I'm currently testing out MTLS connection to the PDI instance. Tried to create a new CA certificate in the "CA Certificate Chain" but when I submitted form with the PEM file, it gives an error. In the logs, there were the following entries:

 

Unable to perform the add or update action on CA Cert at this time. Please try again later.: java.net.ConnectException: Connection refused: java.base/sun.nio.ch.Net.pollConnect(Native Method)
java.base/sun.nio.ch.Net.pollConnectNow(Net.java:672)
java.base/sun.nio.ch.NioSocketImpl.timedFinishConnect(NioSocketImpl.java:554)

...

Failed to load truststore.: java.security.KeyStoreException: Failed to load truststore.: com.glide.sys.authenticate.MutualAuthCertificateValidator.lambda$loadTomcatTrustStore$0(MutualAuthCertificateValidator.java:271)
java.base/java.util.Optional.orElseThrow(Optional.java:403)

...

Mismatching key store [Tomcat] type.

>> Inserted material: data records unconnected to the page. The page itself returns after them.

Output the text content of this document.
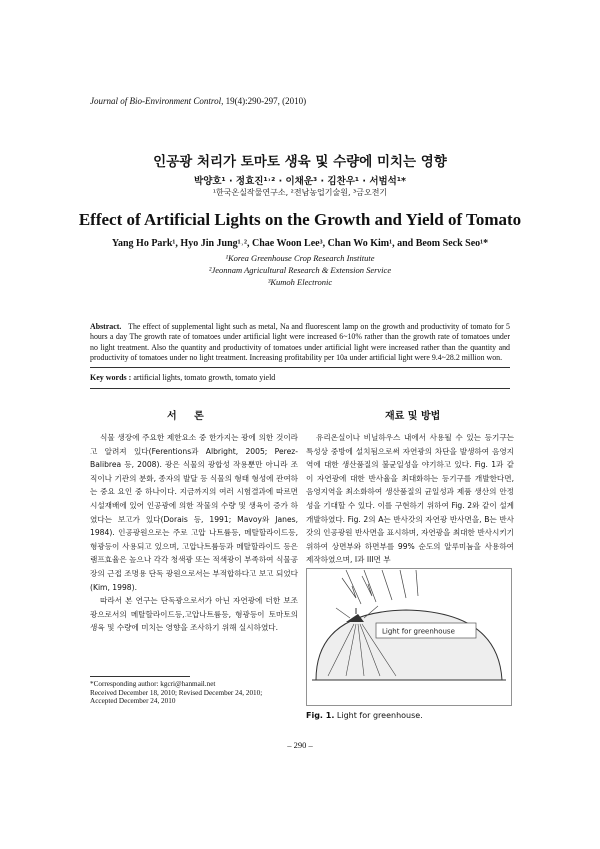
Journal of Bio-Environment Control, 19(4):290-297, (2010)
인공광 처리가 토마토 생육 및 수량에 미치는 영향
박양호¹ · 정효진¹˒² · 이채운³ · 김찬우¹ · 서범석¹*
¹한국온실작물연구소, ²전남농업기술원, ³금오전기
Effect of Artificial Lights on the Growth and Yield of Tomato
Yang Ho Park¹, Hyo Jin Jung¹˒², Chae Woon Lee³, Chan Wo Kim¹, and Beom Seck Seo¹*
¹Korea Greenhouse Crop Research Institute
²Jeonnam Agricultural Research & Extension Service
³Kumoh Electronic
Abstract. The effect of supplemental light such as metal, Na and fluorescent lamp on the growth and productivity of tomato for 5 hours a day The growth rate of tomatoes under artificial light were increased 6~10% rather than the growth rate of tomatoes under no light treatment. Also the quantity and productivity of tomatoes under artificial light were increased rather than the quantity and productivity of tomatoes under no light treatment. Increasing profitability per 10a under artificial light were 9.4~28.2 million won.
Key words : artificial lights, tomato growth, tomato yield
서     론	재료 및 방법

식물 생장에 주요한 제한요소 중 한가지는 광에 의한 것이라고 알려져 있다(Ferentions과 Albright, 2005; Perez-Balibrea 등, 2008). 광은 식물의 광합성 작용뿐만 아니라 조직이나 기관의 분화, 종자의 발달 등 식물의 형태 형성에 관여하는 중요 요인 중 하나이다. 지금까지의 여러 시험결과에 따르면 시설재배에 있어 인공광에 의한 작물의 수량 및 생육이 증가 하였다는 보고가 있다(Dorais 등, 1991; Mavoy와 Janes, 1984). 인공광원으로는 주로 고압 나트륨등, 메탈할라이드등, 형광등이 사용되고 있으며, 고압나트륨등과 메탈할라이드 등은 램프효율은 높으나 각각 청색광 또는 적색광이 부족하여 식물공장의 근접 조명용 단독 광원으로서는 부적합하다고 보고 되었다(Kim, 1998).

따라서 본 연구는 단독광으로서가 아닌 자연광에 더한 보조광으로서의 메탈할라이드등,고압나트륨등, 형광등이 토마토의 생육 및 수량에 미치는 영향을 조사하기 위해 실시하였다.

유리온실이나 비닐하우스 내에서 사용될 수 있는 등기구는 특성상 중방에 설치됨으로써 자연광의 차단을 발생하여 음영지역에 대한 생산품질의 불균일성을 야기하고 있다. Fig. 1과 같이 자연광에 대한 반사율을 최대화하는 등기구를 개발한다면, 음영지역을 최소화하여 생산품질의 균일성과 제품 생산의 안정성을 기대할 수 있다. 이를 구현하기 위하여 Fig. 2와 같이 설계 개발하였다. Fig. 2의 A는 반사갓의 자연광 반사면을, B는 반사갓의 인공광원 반사면을 표시하며, 자연광을 최대한 반사시키기 위하여 상면부와 하면부를 99% 순도의 알루미늄을 사용하여 제작하였으며, I과 III면 부

*Corresponding author: kgcri@hanmail.net
Received December 18, 2010; Revised December 24, 2010;
Accepted December 24, 2010
Light for greenhouse
Fig. 1. Light for greenhouse.
– 290 –
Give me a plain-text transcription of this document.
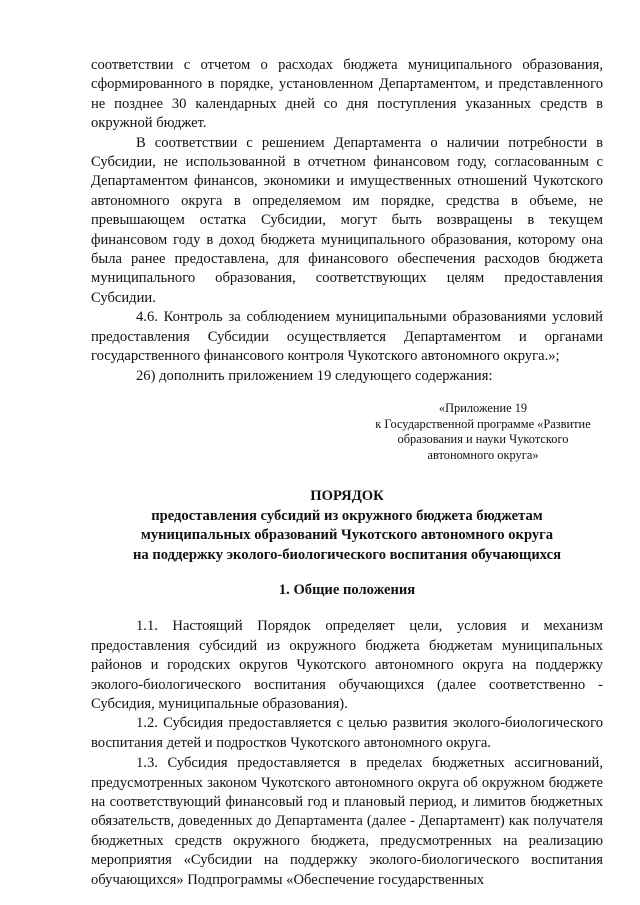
соответствии с отчетом о расходах бюджета муниципального образования, сформированного в порядке, установленном Департаментом, и представленного не позднее 30 календарных дней со дня поступления указанных средств в окружной бюджет.

В соответствии с решением Департамента о наличии потребности в Субсидии, не использованной в отчетном финансовом году, согласованным с Департаментом финансов, экономики и имущественных отношений Чукотского автономного округа в определяемом им порядке, средства в объеме, не превышающем остатка Субсидии, могут быть возвращены в текущем финансовом году в доход бюджета муниципального образования, которому она была ранее предоставлена, для финансового обеспечения расходов бюджета муниципального образования, соответствующих целям предоставления Субсидии.

4.6. Контроль за соблюдением муниципальными образованиями условий предоставления Субсидии осуществляется Департаментом и органами государственного финансового контроля Чукотского автономного округа.»;

26) дополнить приложением 19 следующего содержания:

«Приложение 19
к Государственной программе «Развитие
образования и науки Чукотского
автономного округа»
ПОРЯДОК
предоставления субсидий из окружного бюджета бюджетам
муниципальных образований Чукотского автономного округа
на поддержку эколого-биологического воспитания обучающихся
1. Общие положения

1.1. Настоящий Порядок определяет цели, условия и механизм предоставления субсидий из окружного бюджета бюджетам муниципальных районов и городских округов Чукотского автономного округа на поддержку эколого-биологического воспитания обучающихся (далее соответственно - Субсидия, муниципальные образования).

1.2. Субсидия предоставляется с целью развития эколого-биологического воспитания детей и подростков Чукотского автономного округа.

1.3. Субсидия предоставляется в пределах бюджетных ассигнований, предусмотренных законом Чукотского автономного округа об окружном бюджете на соответствующий финансовый год и плановый период, и лимитов бюджетных обязательств, доведенных до Департамента (далее - Департамент) как получателя бюджетных средств окружного бюджета, предусмотренных на реализацию мероприятия «Субсидии на поддержку эколого-биологического воспитания обучающихся» Подпрограммы «Обеспечение государственных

Expected: PKCS12, found: bcfks: no thrown error

 

Not sure if there are certain configurations that I have missed out in the PDI instance?

 

Thanks.

 

Regards,

Henry.

2 REPLIES 2

Ct111
Giga Sage

The errors you are getting mean this,

 

Connection Refused (java.net.ConnectException):

This suggests that the PDI instance is unable to connect to the target service. Check if the service you're trying to connect to is running
and reachable from your instance (e.g., firewall settings, network connectivity).


Failed to Load Truststore (KeyStoreException):

This indicates an issue with loading the truststore where certificates are stored.
The PDI instance might not be able to load the truststore due to incorrect configuration or missing certificates.


Mismatching Key Store Type (PKCS12 vs. BCFKS):

The error suggests there's a mismatch in key store type. It seems your PDI instance is expecting a PKCS12 format, but the key store you're providing is in bcfks format.

 

 

I hope the above information helps.

dougw
Tera Expert

I may be wrong but I'm pretty sure mTLS requires ADCv2, which a PDI will not support.